11. En second lieu, il ne résulte d’aucun texte, ni d’aucune règle ou d’aucun principe du droit national, que la décision attaquée aurait dû être précédée d’une procédure contradictoire.
12. Il résulte de tout ce qui précède que les conclusions aux fins d’annulation de la requête de M. A… doivent être rejetées ainsi que, par voie de conséquence, celles aux fins d’injonction sous astreinte et celles présentées sur le fondement des articles 37 de la loi du 10 juillet 1991 et
L. 761-1 du code de justice administrative.
D E C I D E :
Article 1er : La requête de M. A… est rejetée.
Article 2 : Le présent jugement sera notifié à M. B… A…, à Me Kwemo et au préfet de police de Paris.
Délibéré après l’audience du 31 mars 2026, à laquelle siégeaient :
Mme Le Roux, présidente ;
M. Amadori, premier conseiller ;
M. Touzanne, premier conseiller.
Rendu public par mise à disposition au greffe le 14 avril 2026.

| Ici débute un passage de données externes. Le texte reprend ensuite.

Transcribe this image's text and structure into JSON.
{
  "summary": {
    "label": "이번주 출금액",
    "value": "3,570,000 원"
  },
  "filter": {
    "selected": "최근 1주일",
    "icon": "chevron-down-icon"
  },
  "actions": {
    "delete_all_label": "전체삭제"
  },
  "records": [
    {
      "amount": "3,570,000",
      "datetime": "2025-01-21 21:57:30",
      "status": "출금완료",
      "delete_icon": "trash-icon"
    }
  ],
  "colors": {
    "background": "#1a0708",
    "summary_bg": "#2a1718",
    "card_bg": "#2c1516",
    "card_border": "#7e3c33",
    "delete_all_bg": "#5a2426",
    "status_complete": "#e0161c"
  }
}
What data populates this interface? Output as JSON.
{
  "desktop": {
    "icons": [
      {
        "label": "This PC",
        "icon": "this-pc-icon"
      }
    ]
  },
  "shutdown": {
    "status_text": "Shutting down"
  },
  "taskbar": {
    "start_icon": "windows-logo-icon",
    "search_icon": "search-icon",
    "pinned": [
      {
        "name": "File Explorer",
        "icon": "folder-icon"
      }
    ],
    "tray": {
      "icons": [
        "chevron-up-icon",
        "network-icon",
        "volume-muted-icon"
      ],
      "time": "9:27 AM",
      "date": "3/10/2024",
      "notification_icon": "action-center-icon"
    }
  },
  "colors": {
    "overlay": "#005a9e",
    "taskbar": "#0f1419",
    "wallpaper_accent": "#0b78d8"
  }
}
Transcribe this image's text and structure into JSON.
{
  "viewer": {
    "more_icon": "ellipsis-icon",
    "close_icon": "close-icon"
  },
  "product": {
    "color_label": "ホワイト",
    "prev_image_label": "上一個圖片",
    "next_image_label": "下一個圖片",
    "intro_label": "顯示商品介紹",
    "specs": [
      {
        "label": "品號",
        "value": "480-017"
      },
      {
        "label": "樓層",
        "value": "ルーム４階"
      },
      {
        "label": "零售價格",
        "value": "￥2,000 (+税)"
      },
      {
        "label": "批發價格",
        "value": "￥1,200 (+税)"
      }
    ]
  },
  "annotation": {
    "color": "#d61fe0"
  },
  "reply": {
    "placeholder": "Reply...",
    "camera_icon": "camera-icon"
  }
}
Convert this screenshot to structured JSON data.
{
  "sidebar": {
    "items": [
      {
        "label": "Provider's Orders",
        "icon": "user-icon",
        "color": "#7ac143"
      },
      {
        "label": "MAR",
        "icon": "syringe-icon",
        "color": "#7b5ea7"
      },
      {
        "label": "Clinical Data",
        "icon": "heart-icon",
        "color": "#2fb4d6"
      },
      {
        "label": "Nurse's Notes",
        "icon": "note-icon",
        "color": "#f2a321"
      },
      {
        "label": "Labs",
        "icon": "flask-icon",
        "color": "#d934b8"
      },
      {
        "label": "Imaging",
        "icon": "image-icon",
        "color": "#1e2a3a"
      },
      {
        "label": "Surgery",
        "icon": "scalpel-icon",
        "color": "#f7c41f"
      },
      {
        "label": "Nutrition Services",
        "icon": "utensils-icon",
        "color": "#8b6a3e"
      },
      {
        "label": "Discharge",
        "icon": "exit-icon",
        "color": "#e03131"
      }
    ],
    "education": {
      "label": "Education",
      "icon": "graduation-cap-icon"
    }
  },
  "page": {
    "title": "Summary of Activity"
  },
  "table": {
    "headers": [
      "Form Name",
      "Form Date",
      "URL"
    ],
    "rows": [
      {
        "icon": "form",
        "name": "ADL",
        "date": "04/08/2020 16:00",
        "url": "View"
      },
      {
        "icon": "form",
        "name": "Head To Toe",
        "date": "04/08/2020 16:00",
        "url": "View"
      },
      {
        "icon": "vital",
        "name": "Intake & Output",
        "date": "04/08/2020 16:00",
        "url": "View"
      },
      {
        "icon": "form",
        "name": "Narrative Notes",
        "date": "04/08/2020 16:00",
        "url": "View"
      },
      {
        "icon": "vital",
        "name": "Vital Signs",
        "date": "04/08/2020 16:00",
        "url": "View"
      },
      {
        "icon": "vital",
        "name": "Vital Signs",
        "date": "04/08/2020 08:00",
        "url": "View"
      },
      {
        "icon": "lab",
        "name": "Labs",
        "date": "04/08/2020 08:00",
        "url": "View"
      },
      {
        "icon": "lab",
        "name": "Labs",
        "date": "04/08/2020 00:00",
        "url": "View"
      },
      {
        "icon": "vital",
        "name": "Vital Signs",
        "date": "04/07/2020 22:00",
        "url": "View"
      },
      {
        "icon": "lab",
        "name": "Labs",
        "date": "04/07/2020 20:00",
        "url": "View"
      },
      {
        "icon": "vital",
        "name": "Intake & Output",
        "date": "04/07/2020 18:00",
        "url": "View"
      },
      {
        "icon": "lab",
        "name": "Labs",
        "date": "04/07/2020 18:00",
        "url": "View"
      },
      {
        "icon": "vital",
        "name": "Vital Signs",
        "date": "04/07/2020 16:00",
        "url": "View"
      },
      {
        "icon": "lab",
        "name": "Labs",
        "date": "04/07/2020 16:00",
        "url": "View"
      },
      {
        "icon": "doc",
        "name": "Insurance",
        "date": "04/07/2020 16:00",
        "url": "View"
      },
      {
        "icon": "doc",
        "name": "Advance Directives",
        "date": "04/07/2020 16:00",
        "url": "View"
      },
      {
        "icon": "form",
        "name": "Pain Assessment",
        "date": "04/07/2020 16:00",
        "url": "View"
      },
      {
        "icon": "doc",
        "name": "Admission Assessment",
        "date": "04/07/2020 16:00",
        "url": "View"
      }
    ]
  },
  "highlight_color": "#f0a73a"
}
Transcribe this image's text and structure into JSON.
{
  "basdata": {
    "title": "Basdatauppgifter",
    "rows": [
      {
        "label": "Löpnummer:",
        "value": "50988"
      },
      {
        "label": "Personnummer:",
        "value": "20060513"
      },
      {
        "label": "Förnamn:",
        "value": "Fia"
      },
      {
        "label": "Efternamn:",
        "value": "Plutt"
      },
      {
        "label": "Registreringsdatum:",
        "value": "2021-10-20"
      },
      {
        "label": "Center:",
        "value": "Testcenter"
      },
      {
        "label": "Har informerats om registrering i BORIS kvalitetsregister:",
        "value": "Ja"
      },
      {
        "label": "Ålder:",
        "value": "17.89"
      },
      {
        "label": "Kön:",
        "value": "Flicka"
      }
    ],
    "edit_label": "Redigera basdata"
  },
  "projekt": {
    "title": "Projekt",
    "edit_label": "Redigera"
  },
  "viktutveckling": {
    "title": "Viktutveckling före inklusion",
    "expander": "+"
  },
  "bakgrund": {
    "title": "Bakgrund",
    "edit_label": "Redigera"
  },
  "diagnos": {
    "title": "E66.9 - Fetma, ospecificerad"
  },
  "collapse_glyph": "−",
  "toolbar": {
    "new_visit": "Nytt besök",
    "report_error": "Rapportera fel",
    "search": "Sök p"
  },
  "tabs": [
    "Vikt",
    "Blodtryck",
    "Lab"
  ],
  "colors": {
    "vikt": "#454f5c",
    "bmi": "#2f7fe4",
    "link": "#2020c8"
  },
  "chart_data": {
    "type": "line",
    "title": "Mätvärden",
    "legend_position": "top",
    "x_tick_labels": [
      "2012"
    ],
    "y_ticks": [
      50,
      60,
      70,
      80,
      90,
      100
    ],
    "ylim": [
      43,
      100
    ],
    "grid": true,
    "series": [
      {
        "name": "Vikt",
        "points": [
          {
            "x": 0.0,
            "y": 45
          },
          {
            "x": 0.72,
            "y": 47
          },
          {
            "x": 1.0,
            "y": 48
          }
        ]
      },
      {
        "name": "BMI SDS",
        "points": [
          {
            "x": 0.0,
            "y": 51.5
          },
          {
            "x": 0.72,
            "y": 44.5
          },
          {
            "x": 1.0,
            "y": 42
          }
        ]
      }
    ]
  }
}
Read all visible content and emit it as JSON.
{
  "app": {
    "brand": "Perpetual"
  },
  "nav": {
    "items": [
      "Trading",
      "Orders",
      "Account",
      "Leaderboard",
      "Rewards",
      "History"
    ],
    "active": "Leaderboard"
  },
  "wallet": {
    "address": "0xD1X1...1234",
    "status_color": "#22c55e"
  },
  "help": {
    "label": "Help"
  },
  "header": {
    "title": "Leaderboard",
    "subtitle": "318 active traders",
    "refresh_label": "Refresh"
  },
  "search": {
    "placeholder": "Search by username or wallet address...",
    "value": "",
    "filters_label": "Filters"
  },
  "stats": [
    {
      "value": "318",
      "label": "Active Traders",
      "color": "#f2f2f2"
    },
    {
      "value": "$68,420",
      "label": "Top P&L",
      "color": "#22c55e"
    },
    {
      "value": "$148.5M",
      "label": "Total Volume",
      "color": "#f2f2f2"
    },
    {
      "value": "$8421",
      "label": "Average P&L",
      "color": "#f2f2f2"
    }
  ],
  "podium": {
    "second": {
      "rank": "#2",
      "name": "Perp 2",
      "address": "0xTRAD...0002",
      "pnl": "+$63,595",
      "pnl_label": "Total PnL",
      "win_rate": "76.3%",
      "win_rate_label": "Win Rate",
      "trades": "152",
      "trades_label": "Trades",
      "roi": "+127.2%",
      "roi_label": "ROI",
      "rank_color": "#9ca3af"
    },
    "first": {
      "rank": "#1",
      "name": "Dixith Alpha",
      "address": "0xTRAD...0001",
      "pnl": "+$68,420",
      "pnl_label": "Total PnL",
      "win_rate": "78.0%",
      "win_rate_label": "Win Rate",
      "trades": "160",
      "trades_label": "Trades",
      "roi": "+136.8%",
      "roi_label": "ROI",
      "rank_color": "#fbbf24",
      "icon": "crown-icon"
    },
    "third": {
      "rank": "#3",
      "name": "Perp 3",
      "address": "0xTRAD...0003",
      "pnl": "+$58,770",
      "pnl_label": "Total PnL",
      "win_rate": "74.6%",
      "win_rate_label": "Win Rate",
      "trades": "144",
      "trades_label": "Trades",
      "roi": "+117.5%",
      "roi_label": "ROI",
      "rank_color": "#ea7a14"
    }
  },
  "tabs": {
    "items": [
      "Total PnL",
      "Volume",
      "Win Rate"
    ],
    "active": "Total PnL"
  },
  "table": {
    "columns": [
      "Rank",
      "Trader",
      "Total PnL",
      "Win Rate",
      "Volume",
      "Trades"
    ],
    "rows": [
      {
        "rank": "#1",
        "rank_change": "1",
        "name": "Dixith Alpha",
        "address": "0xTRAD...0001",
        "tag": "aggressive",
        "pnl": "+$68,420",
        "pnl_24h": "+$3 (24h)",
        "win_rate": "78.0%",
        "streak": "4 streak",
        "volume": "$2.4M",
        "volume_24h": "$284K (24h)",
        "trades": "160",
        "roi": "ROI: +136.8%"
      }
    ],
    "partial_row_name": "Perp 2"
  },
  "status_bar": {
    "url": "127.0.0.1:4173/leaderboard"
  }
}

La présidente-rapporteure,
Signé
M.-O. LE ROUX
L’assesseur le plus ancien,
Signé
A. AMADORI
La greffière,
Signé
L. CLOMBE
La République mande et ordonne au préfet de police de Paris en ce qui le concerne ou à tous commissaires de justice à ce requis en ce qui concerne les voies de droit commun contre les parties privées de pourvoir à l’exécution du présent jugement.